The problem affects taxpayers who have requested on Form CT-W4 that additional income tax be withheld from their paychecks. The department did not specify which software programs might be affected.
“We began hearing (in early August) about problems for employers relying on automated payroll processing software, including the state of Connecticut,” said Kevin Sullivan, DRS commissioner, in a prepared statement. “It appears that these systems are unable to distinguish additional voluntary withholding amounts from regular withholding when calculating catch-up withholding for the current tax year in accordance with recent legislative changes in the state personal income tax. Consequently, these taxpayers and their employers may be at risk of underwithholding.”
Sullivan said taxpayers can protect themselves by making estimated payments to ensure enough tax is paid to meet the “safe harbor” of paying in at least as much as the amount of their last annual Connecticut income tax due. Generally, if state taxpayers pay either 100 percent of the income tax shown on their 2010 return or 90 percent of the income tax shown on their 2011 return, they will not be subject to interest on the underpaid amount when they file their 2011 return.
DRS is taking the “extraordinary step,” in its words, of making available now the 2011 Estimated Income Tax Worksheet and the updated 2011 Income Tax Calculation Schedule.
“Taxpayers who find themselves in this situation ”¦ will not be subject to interest or penalty on such underpaid amounts,” Sullivan said. “Similarly, employers who in good faith and solely due to this problem do not correctly withhold and pay in the taxes due for their employees will not be penalized in the event of audit.”
New standard for goodwill impairment
The Norwalk-based Financial Accounting Standards Board approved a revised accounting standard intended to simplify how an entity tests goodwill for impairment.
Goodwill is a term for intangible business assets such as the values of brands.
Until now, entities were required to test goodwill for impairment at least annually by first comparing the fair value of a reporting unit with its carrying amount, including goodwill. If the fair value of a reporting unit was less than its carrying amount, then organizations had to take a second step by measuring the amount of impairment loss, if any.
Under new rules that kick in for fiscal years that begin after Dec. 15 (early adoption is allowed), organizations can first assess qualitative factors to determine whether it is necessary to perform the two-step quantitative goodwill impairment test. An entity no longer will be required to calculate the fair value of a reporting unit unless the entity determines, based on a qualitative assessment, that it is more likely than not that its fair value is less than its carrying amount.
IRS grounds travel expense calculation
The Internal Revenue Service is discontinuing the “high-low” method for substantiating expenses for meals, lodging and other tax-deductible expenses incurred in travel.
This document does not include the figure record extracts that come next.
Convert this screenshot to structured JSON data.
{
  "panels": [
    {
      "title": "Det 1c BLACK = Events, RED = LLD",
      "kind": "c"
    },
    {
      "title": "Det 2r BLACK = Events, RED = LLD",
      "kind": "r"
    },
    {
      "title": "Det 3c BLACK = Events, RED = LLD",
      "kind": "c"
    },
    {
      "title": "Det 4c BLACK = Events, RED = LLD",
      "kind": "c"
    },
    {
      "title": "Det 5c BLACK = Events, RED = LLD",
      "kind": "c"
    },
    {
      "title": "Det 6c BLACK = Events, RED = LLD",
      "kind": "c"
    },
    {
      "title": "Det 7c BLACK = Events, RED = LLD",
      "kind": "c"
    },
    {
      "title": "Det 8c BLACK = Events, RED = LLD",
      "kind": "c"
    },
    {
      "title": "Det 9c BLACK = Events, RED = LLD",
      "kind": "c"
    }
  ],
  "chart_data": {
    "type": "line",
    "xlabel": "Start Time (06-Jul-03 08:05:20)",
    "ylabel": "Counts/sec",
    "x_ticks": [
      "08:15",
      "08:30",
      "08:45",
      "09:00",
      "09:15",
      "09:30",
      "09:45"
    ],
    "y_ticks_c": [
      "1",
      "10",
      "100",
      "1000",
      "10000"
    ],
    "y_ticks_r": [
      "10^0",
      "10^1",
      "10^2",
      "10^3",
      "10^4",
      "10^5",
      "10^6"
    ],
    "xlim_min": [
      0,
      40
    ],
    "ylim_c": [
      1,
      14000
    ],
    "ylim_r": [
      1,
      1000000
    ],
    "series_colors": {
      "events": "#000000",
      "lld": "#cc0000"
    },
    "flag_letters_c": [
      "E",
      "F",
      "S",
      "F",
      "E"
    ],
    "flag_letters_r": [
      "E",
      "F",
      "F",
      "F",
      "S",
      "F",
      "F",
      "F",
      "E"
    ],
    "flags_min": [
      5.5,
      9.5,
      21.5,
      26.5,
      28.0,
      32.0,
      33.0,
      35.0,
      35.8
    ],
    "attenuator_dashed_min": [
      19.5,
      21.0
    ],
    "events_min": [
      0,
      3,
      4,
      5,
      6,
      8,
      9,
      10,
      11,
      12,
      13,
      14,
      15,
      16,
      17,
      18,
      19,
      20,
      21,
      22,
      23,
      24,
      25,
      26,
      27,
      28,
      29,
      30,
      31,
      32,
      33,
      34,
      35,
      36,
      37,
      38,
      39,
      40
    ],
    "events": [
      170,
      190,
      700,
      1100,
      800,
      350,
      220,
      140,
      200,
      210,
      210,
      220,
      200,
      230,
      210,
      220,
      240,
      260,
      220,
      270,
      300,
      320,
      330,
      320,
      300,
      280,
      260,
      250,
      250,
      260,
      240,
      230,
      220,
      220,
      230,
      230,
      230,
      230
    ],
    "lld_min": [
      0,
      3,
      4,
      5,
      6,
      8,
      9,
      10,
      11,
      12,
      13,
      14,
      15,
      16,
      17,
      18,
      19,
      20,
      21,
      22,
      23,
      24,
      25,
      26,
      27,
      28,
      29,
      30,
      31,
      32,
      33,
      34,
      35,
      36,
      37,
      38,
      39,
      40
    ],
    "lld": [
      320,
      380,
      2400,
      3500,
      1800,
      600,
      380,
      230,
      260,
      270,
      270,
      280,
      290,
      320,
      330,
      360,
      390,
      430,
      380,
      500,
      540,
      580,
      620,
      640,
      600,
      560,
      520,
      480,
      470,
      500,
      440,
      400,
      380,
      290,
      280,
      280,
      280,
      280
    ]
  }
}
The high-low method allowed employers to create daily allowances for tax purposes covering travel expenses, rather than forcing workers to itemize expenses. The term refers to an IRS list of regions considered high-cost where the per diem rate maxes out at more than $230 and low-cost where the per diem rate totals $160.
The IRS is allowing the use of the high-low method through the end of this year and plans to issue a new guidance for calculating expenses later this year.